Даже во времена Августа, когда многочисленные римские корабли бороздили не только морские, но и океанские просторы, когда вся жизнь Рима была уже теснейшим образом связана с морскими коммуникациями, — даже тогда, как известно, в устах Овидия еще звучал призыв оставить море, довольствуясь только сушей (Am., III, 8, 49). Разумеется, сами авторы подобных призывов уже вполне могли сознавать, что занимаются оторванной от жизни голой риторикой. С едким сарказмом подчеркивается этот все более увеличивавшийся разрыв во втором эподе Горация. Пространно и красочно, в духе теории «нравов предков», восхваляет ростовщик Альфий ту идиллическую патриархальную сельскую жизнь, к которой (на словах) стремится он всей душою, но жизнь в итоге оказывается сильнее благих намерений, и деньги, скопленные было на покупку поместья, вновь (на деле) оказываются отданными под проценты (Hor. Epod., II).
Идеальная моральная норма уже настолько расходится с повседневно-бытовой практикой, что становится прямо отрицающей ее наличные формы — а это означало, что на место старой, изживающей себя нормы должна была прийти новая, более соответствующая изменившимся условиям жизни. Этот процесс действительно имел место34, и даже в рассмотренных нами примерах осуждения мореплавания следует, очевидно, видеть отголосок той ожесточенной полемики, которую на рубеже старой и новой эры вели консервативные, уходящие настроения пассивности и застоя с настроениями активной деятельности и развития.

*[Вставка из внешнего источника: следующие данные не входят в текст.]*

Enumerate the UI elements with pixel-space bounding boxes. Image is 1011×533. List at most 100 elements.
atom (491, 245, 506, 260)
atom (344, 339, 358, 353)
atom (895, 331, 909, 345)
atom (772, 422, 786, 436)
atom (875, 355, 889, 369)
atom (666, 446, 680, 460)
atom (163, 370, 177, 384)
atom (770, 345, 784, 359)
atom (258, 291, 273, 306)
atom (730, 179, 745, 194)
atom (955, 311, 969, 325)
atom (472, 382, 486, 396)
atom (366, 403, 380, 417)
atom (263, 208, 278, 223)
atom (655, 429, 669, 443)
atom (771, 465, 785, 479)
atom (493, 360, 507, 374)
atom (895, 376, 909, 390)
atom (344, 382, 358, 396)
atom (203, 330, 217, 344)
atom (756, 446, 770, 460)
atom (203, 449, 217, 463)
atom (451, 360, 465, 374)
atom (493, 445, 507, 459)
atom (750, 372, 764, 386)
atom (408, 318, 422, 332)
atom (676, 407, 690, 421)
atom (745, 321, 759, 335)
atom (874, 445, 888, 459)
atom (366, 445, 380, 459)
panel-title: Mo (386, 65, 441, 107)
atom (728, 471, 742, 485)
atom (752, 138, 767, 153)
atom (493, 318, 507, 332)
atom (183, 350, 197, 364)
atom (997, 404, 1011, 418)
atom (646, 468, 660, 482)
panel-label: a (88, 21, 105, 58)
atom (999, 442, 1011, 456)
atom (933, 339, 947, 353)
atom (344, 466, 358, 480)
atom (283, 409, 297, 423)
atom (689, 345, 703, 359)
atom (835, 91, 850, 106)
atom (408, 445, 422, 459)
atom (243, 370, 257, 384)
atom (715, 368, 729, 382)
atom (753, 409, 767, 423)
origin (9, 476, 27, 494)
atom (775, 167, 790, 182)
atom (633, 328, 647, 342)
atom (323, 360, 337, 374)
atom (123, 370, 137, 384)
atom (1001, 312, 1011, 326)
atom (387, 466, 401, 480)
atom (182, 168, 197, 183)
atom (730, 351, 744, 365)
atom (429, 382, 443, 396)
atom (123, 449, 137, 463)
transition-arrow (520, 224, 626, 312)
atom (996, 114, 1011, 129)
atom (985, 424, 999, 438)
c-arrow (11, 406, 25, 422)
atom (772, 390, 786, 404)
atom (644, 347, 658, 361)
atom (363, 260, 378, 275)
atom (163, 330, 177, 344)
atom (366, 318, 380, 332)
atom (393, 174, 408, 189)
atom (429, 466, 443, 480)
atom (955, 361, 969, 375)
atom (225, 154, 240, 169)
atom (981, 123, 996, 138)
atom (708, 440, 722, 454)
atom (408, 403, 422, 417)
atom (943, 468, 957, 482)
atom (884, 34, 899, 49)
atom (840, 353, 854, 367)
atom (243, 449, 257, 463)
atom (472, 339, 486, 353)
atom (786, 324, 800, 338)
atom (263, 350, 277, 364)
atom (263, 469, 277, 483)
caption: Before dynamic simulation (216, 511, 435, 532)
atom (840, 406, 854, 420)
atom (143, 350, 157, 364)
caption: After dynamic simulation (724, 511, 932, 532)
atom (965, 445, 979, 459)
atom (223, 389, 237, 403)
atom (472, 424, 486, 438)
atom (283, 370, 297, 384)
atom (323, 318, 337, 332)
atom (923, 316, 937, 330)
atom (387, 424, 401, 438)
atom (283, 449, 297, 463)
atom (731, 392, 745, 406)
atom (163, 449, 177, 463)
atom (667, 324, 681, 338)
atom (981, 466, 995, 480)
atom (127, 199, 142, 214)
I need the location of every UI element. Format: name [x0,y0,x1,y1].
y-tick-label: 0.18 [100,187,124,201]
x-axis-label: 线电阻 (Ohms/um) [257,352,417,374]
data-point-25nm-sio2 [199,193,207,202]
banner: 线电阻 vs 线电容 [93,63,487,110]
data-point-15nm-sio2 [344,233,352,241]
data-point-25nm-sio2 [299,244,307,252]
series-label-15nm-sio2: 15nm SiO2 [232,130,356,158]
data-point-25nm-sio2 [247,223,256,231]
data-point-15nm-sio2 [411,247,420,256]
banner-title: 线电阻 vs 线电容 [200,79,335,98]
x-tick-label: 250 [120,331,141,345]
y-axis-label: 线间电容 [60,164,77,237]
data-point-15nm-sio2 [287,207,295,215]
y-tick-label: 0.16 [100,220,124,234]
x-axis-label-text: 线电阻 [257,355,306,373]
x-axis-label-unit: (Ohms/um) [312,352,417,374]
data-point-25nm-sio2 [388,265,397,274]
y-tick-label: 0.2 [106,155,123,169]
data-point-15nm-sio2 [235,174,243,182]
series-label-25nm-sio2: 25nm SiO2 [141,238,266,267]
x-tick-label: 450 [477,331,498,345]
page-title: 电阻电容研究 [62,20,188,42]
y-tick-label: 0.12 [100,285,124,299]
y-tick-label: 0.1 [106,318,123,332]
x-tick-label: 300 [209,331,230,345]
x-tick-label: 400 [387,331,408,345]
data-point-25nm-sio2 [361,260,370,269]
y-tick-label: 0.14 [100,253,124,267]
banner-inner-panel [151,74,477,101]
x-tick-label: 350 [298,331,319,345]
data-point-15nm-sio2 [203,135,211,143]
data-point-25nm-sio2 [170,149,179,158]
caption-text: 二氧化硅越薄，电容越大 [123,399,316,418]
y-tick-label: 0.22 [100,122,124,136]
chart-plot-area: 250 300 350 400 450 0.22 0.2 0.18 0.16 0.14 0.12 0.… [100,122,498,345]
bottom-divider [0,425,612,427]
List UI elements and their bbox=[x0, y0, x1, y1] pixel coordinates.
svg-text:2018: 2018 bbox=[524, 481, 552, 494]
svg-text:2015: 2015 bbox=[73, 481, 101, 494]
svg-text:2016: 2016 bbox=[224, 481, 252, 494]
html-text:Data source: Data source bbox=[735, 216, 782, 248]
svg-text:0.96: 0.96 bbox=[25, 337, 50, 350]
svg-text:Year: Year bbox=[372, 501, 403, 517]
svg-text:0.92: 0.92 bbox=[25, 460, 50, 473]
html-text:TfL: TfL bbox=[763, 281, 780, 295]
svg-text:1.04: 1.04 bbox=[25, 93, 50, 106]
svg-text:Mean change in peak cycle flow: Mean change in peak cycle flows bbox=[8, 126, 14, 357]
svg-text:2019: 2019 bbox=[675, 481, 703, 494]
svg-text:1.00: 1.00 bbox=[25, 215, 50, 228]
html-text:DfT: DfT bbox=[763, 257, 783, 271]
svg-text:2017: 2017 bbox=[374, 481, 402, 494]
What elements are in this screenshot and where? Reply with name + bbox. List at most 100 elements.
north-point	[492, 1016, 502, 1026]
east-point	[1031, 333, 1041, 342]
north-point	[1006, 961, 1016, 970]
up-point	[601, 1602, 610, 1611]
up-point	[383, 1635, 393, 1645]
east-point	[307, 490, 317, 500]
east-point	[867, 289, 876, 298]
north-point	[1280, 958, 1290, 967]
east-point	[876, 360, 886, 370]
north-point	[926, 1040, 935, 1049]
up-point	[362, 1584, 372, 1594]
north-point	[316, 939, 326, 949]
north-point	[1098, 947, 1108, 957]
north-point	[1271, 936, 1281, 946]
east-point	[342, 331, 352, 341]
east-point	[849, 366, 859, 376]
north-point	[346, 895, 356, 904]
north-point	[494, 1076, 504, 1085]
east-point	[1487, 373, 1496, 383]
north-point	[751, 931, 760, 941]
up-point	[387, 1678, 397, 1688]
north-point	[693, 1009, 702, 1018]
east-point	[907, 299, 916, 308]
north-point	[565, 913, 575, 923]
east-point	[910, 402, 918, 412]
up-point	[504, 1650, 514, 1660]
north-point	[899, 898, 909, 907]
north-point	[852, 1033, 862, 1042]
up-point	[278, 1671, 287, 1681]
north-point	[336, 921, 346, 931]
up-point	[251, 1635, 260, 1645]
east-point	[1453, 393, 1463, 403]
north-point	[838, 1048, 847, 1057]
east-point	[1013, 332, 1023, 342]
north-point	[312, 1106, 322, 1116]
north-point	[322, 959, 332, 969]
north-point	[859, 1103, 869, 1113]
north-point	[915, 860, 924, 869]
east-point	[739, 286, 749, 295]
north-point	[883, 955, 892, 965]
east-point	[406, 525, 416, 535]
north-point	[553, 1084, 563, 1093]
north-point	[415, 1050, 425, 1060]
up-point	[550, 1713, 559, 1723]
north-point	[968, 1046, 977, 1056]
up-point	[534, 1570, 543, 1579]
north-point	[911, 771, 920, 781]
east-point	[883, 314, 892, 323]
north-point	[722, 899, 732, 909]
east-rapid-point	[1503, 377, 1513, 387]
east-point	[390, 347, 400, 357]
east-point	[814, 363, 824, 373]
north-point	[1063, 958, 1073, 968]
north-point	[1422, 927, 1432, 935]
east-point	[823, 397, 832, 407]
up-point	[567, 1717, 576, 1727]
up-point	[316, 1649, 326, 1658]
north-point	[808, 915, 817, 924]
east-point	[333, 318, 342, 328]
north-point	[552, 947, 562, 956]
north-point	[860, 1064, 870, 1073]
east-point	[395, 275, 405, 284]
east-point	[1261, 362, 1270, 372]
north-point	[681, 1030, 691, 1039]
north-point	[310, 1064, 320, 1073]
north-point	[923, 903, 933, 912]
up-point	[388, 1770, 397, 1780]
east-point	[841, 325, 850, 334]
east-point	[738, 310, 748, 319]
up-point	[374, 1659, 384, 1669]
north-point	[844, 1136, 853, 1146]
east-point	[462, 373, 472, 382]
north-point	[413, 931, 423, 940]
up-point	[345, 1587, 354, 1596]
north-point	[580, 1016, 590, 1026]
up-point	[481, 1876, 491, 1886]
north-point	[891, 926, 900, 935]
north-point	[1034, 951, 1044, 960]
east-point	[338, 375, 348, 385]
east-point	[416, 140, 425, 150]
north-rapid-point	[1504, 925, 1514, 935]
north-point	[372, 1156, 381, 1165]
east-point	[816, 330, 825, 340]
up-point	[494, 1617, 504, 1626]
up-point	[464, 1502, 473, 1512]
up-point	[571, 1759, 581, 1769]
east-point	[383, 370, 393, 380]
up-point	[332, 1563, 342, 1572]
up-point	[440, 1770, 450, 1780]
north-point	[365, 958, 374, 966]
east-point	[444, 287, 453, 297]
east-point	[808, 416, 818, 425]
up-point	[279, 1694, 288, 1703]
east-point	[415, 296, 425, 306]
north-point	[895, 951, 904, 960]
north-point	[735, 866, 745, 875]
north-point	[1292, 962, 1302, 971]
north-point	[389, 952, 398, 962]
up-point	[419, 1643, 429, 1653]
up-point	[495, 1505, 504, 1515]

Именно этот воинствующий, но постепенно мертвеющий консерватизм в духе теории «mos maiorum» и был, судя по всему, наиболее важным побудительным фактором, способствовавшим столь суровому и частому осуждению мореплавания в римских описаниях «золотого века».
Хотя отношение к мореплаванию в античности в целом, очевидно, должно стать предметом более подробного с.111 изучения, вряд ли можно сомневаться в том, что оно никогда не было однозначным. Наряду с сетованиями на опасности и осуждением «дерзости» часто прорывалось восхищение перед созидательной, преобразующей деятельностью человека — мореплавателя. Одно из самых ранних проявлений подобного отношения встречается у Гомера: дикий, невозделанный остров циклопов был бы превращен в цветущий остров, если бы его гавани посещались мореплавателями (Od., IX, 125 sqq.). Сходные рассуждения можно обнаружить у Фукидида, связывающего с распространением мореплавания возникновение и рост новых городов, развитие между ними торговых связей. Этот же автор свидетельствует о той высокой гордости, которую испытывали за свой могущественный морской флот граждане Афин (см.: Thuc., I, 7; 142 sq., VI, 31). Пример Афин, кстати, наиболее ярко показывает нам, какой заметный отпечаток накладывало развитие мореплавания (связанное с внешней экспансией, с развитием ремесла и торговли) на весь строй хозяйственной и социально-политической жизни земледельческой гражданской общины35.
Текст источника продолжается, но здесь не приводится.